Fred Siebert, Theodore Paterson, dan Wilbur Schram dalam buku “ Four Theories of The Press” yang dikutip oleh F. Rachmadi, “ Suatu sistem komunikasi inherent dengan sistem masyarakat, maksudnya pers tidak dapat tidak, selalu mengambil bentuk dan korelasi dengan struktur sosial dan politik yang dianut oleh masyarakat dimana sistem itu berada”. Hal ini sama dengan sistem pers Indonesia.

Inti permasalahan dalam membicarakan suatu sistem pers, adalah sistem kebebasannya। Suatu sistem pers diciptakan untuk menentukan bagaimana sebaik-baiknya pers itu dapat melaksanakan kebebasan dan tangungg jawabnya. Faham dasar sistem pers Indonesia tercermin jelas dalam konsideran undang-undang pers, yang mengasakan bahwa “ Pers Indonesia ( nasional ) sebagai wahana komunikasi massa, penyebar informasi, dan pembentuk opini harus dapat melaksanakan asas, fungsi, hak, kewajiban, dan peranannya dengan sebaik-baiknya berdasarkan kemerdekaan pers yang profesional, sehingga harus mendapat jaminan dan perlindungan hukum, serta bebas dari campur tangan dan paksaan darimanapun”.


1. Sistem Pers Orde Lama.

Sistem Pers diciptakan untuk menentukan bagaimana sebaiknya pers tersebut dapat melaksanakan kebebasan dan tanggung jawabnya. Sistem kebebasan pers Indonesia sendiri merupakan bagian dari sistem kemerdekaan yang lebih luas, yaitu kemerdekaan untuk mengeluarkan pikiran dan pendapat dengan lisan dan tulisan sebagaimana tercantum dalam Pasal 28 UUD 1945, yang harus diatur lebih lanjut dalam undang-undang. Namun kenyataannya selama kurang lebih 17 tahun undang-undang yang mengatur kehidupan pers itu tidak pernah terwujud, hanya baru sampai pada rancangan dan pembicaraan-pembicaraan.

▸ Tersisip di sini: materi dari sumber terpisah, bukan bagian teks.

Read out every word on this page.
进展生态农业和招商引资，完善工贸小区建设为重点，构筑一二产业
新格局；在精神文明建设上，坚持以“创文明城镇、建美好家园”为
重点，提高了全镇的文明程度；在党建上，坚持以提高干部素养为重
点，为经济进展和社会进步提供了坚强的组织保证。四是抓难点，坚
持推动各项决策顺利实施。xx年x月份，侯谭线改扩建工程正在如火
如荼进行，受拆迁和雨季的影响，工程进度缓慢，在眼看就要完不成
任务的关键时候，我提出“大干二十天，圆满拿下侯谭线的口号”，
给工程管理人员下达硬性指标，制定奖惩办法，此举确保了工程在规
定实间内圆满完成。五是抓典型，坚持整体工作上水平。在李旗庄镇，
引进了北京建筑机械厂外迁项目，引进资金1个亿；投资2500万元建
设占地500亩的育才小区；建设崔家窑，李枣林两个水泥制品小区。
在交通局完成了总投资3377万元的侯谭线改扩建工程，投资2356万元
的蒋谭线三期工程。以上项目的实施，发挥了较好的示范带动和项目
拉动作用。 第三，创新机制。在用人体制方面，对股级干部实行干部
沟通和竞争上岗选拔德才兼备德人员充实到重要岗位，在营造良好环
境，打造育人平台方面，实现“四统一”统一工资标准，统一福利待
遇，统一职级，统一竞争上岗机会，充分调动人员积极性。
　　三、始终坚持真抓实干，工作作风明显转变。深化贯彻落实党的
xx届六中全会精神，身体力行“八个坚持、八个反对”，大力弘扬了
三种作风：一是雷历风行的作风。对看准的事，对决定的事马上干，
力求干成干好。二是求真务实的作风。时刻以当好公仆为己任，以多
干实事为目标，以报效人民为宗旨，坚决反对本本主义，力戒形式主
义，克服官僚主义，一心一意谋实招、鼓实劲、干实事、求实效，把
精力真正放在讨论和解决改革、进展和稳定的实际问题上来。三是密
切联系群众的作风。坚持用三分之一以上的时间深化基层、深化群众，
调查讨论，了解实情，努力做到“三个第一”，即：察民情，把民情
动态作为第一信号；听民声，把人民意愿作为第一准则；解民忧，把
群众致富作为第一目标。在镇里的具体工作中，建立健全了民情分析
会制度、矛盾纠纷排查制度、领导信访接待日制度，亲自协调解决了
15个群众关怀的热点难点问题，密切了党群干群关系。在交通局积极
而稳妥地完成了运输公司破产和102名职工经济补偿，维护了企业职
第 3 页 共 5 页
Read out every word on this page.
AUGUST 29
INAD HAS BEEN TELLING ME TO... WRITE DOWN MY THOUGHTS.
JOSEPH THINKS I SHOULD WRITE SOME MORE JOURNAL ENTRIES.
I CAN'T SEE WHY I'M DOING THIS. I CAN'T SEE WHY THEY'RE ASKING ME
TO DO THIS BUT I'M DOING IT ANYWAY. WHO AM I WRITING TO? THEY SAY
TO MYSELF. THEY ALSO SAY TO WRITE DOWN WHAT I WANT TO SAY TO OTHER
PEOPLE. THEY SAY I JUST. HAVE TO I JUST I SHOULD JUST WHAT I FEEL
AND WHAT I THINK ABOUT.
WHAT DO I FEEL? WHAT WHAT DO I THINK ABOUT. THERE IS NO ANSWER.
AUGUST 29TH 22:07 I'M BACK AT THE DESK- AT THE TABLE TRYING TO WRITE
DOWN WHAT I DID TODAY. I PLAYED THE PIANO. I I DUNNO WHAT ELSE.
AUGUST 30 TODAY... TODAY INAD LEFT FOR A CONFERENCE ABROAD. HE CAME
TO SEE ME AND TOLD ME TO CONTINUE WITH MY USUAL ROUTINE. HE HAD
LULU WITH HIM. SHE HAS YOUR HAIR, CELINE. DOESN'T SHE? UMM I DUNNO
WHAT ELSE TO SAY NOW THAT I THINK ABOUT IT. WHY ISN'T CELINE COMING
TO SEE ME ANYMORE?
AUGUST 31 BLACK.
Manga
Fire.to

Rancangan undang-undang pers yang dipersiapkan oleh panitia pers dan perencanaan perundang-undangan pers telah diserahkan kepada Menteri Penerangan pada tanggal 11 Agustus 1954 dan sembilan bulan kemudian, pada tanggal 11 Mei 1955 rancangan undang-undang tersebut telah disampaikan kepada kabinet Ali Sastroamidjojo. Namun selanjutnya nasib rancangan undang-undang ini tak menentu lagii rimbanya, karena hingga berakhirnya era demokrasi liberal, Sistem Pers Indonesia belum memiliki undang-undang sebagai landasan yuridisnya.

Diera demokrasi terpimpin para tokoh pers terus berusaha agar rancangan undang-undang pers dapat disahkan। Para penguasa pun berulangkali membicarakan tentang pengesahan undang-undang pers, namun baru pada akhir kepemimpinannya 12 Desember 1966, Presiden Soekarno mengesahkan UU No. 11 Tahun 1966 tentang Ketentuan-Ketentuan Pokok Pers. Undang-undang ini nantinya menjadi landasan yuridis sistem pers di awal pemerintahan ordebaru.


2. Sistem Pers Orde Baru.

Semenjak diundangkannya Undang-Undang Pokok Pers No. 11 tahun 1966, Menurut S.Tasrif Sistem Pers Orde Baru mengalami kebebasan yang cukup luas geraknya. Namun setelah peristiwa “ Malari “ tahun 1974, kebebasan pers mengalami set-back. Beberapa surat kabar dilarang terbit dan pengawasan terhadap kegiatan pers serta wartawan diperketat. Larangan-larangan dari penguasa lebih digiatkan seperti larangan melalui telepon agar pers tidak menyiarkan berita tertentu, atau dengan jalan memperingatkan wartawan untuk lebih mentaati kode etik jurnalistik sebagai “ self cencorship “.[2]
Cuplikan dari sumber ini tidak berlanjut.